Iran dilaporkan menembakkan dua rudal menuju pangkalan militer gabungan Amerika Serikat dan Inggris di Diego Garcia, sebuah pulau terpencil di Samudra Hindia yang berjarak hampir 4.000 kilometer dari wilayah Iran.
Serangan ini disebut sebagai upaya rudal jarak terjauh yang pernah dilakukan Iran.
Menurut analis dari Institute for the Study of War (ISW), aksi tersebut menandai perubahan signifikan dalam kemampuan militer Teheran.
“Ini merupakan percobaan serangan rudal Iran dengan jangkauan terjauh yang pernah ada,” tulis ISW.
Baca Juga:Dapat Izin Jadi Tahanan Rumah dari KPK, Eks Menag Yaqut: Alhamdulillah Bisa Sungkem ke Ibu
Satu rudal dilaporkan berhasil dicegat oleh sistem pertahanan Amerika Serikat, sementara satu lainnya gagal di tengah penerbangan. Namun, jarak tempuh yang dicapai tetap memicu kekhawatiran global.
Selama ini, Iran diyakini membatasi jangkauan program rudal balistiknya hingga sekitar 2.000 kilometer. Namun, serangan ke Diego Garcia berpotensi mengubah asumsi tersebut.
Analis menilai ada sejumlah kemungkinan yang membuat rudal tersebut mampu menjangkau jarak lebih jauh, salah satunya penggunaan hulu ledak yang lebih ringan.
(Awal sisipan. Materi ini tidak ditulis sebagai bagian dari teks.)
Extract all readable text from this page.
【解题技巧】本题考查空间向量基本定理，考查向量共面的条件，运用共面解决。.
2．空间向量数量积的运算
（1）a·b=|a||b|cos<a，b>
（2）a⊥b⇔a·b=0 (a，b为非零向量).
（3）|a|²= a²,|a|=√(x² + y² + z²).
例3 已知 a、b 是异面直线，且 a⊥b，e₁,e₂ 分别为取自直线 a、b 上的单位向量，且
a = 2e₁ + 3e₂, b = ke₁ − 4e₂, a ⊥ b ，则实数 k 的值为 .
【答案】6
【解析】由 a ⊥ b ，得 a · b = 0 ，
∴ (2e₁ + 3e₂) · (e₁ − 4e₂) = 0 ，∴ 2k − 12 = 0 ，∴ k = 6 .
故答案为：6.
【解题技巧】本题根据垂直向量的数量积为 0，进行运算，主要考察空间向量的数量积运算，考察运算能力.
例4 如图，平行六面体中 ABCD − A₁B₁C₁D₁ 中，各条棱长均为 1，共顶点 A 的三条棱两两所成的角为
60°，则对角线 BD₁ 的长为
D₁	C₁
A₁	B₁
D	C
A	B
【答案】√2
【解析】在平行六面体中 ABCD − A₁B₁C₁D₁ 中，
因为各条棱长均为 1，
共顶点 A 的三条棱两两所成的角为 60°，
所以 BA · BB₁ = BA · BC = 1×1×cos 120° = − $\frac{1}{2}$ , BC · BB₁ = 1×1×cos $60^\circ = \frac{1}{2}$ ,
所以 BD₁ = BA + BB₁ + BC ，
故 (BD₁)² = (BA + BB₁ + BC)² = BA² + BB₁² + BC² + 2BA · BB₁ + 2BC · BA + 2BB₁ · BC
Peneliti dari French Foundation for Strategic Research, Etienne Marcuz, menyebut rudal jenis Khorramshahr-4 bisa menjangkau jarak lebih jauh jika membawa muatan lebih kecil.
“Semakin ringan payload, semakin jauh jarak tempuh rudal,” tulisnya mengutip ABC.
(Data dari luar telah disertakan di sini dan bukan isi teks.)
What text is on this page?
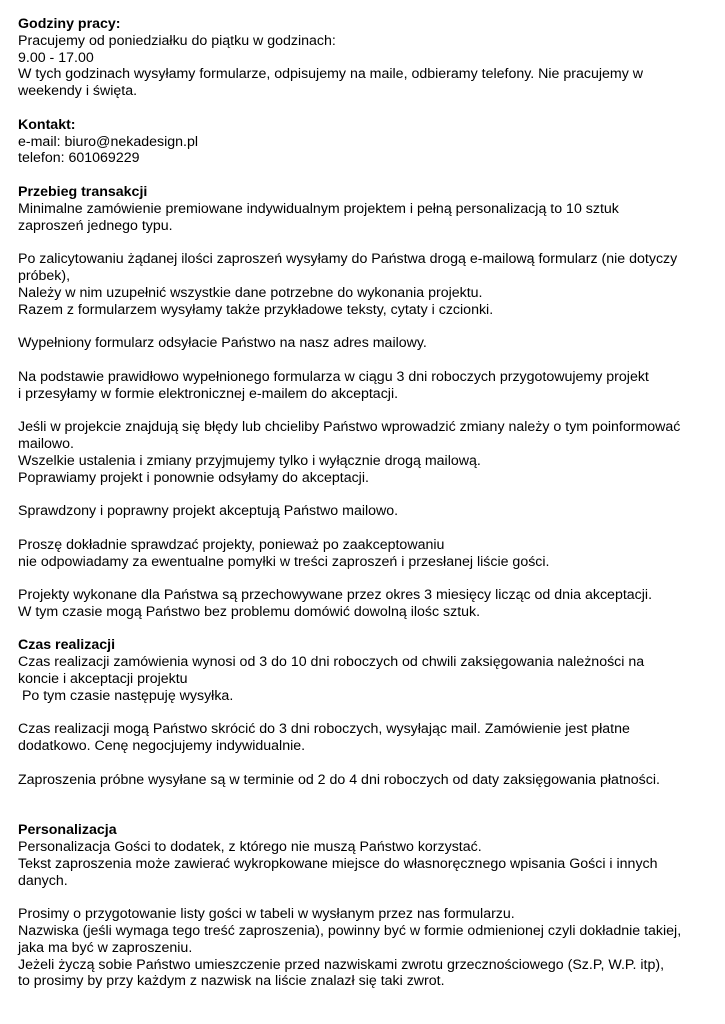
Godziny pracy:
Pracujemy od poniedziałku do piątku w godzinach:
9.00 - 17.00
W tych godzinach wysyłamy formularze, odpisujemy na maile, odbieramy telefony. Nie pracujemy w
weekendy i święta.
Kontakt:
e-mail: biuro@nekadesign.pl
telefon: 601069229
Przebieg transakcji
Minimalne zamówienie premiowane indywidualnym projektem i pełną personalizacją to 10 sztuk
zaproszeń jednego typu.
Po zalicytowaniu żądanej ilości zaproszeń wysyłamy do Państwa drogą e-mailową formularz (nie dotyczy
próbek),
Należy w nim uzupełnić wszystkie dane potrzebne do wykonania projektu.
Razem z formularzem wysyłamy także przykładowe teksty, cytaty i czcionki.
Wypełniony formularz odsyłacie Państwo na nasz adres mailowy.
Na podstawie prawidłowo wypełnionego formularza w ciągu 3 dni roboczych przygotowujemy projekt
i przesyłamy w formie elektronicznej e-mailem do akceptacji.
Jeśli w projekcie znajdują się błędy lub chcieliby Państwo wprowadzić zmiany należy o tym poinformować
mailowo.
Wszelkie ustalenia i zmiany przyjmujemy tylko i wyłącznie drogą mailową.
Poprawiamy projekt i ponownie odsyłamy do akceptacji.
Sprawdzony i poprawny projekt akceptują Państwo mailowo.
Proszę dokładnie sprawdzać projekty, ponieważ po zaakceptowaniu
nie odpowiadamy za ewentualne pomyłki w treści zaproszeń i przesłanej liście gości.
Projekty wykonane dla Państwa są przechowywane przez okres 3 miesięcy licząc od dnia akceptacji.
W tym czasie mogą Państwo bez problemu domówić dowolną ilośc sztuk.
Czas realizacji
Czas realizacji zamówienia wynosi od 3 do 10 dni roboczych od chwili zaksięgowania należności na
koncie i akceptacji projektu
Po tym czasie następuję wysyłka.
Czas realizacji mogą Państwo skrócić do 3 dni roboczych, wysyłając mail. Zamówienie jest płatne
dodatkowo. Cenę negocjujemy indywidualnie.
Zaproszenia próbne wysyłane są w terminie od 2 do 4 dni roboczych od daty zaksięgowania płatności.
Personalizacja
Personalizacja Gości to dodatek, z którego nie muszą Państwo korzystać.
Tekst zaproszenia może zawierać wykropkowane miejsce do własnoręcznego wpisania Gości i innych
danych.
Prosimy o przygotowanie listy gości w tabeli w wysłanym przez nas formularzu.
Nazwiska (jeśli wymaga tego treść zaproszenia), powinny być w formie odmienionej czyli dokładnie takiej,
jaka ma być w zaproszeniu.
Jeżeli życzą sobie Państwo umieszczenie przed nazwiskami zwrotu grzecznościowego (Sz.P, W.P. itp),
to prosimy by przy każdym z nazwisk na liście znalazł się taki zwrot.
Pendapat serupa disampaikan peneliti dari James Martin Center for Nonproliferation Studies, Sam Lair, yang menilai rudal dengan muatan kecil memang bisa melaju lebih jauh, meski daya hancurnya menjadi terbatas.
Selain itu, analis juga mempertimbangkan kemungkinan Iran menggunakan kendaraan peluncur satelit Simorgh sebagai basis rudal jarak jauh.
Roket berbahan bakar cair dua tahap tersebut sebenarnya dirancang untuk mengirim satelit ke orbit rendah Bumi, namun komponen teknologinya dinilai bisa dimodifikasi menjadi rudal balistik.
Profesor Stephan Fruehling dari Australian National University menjelaskan bahwa secara fisika, kemampuan menjangkau jarak jauh bukan hal mengejutkan jika Iran memanfaatkan teknologi tersebut.
“Kemampuan menjangkau jarak sejauh itu tidak berarti mereka sudah memiliki kemampuan militer yang efektif,” ujarnya.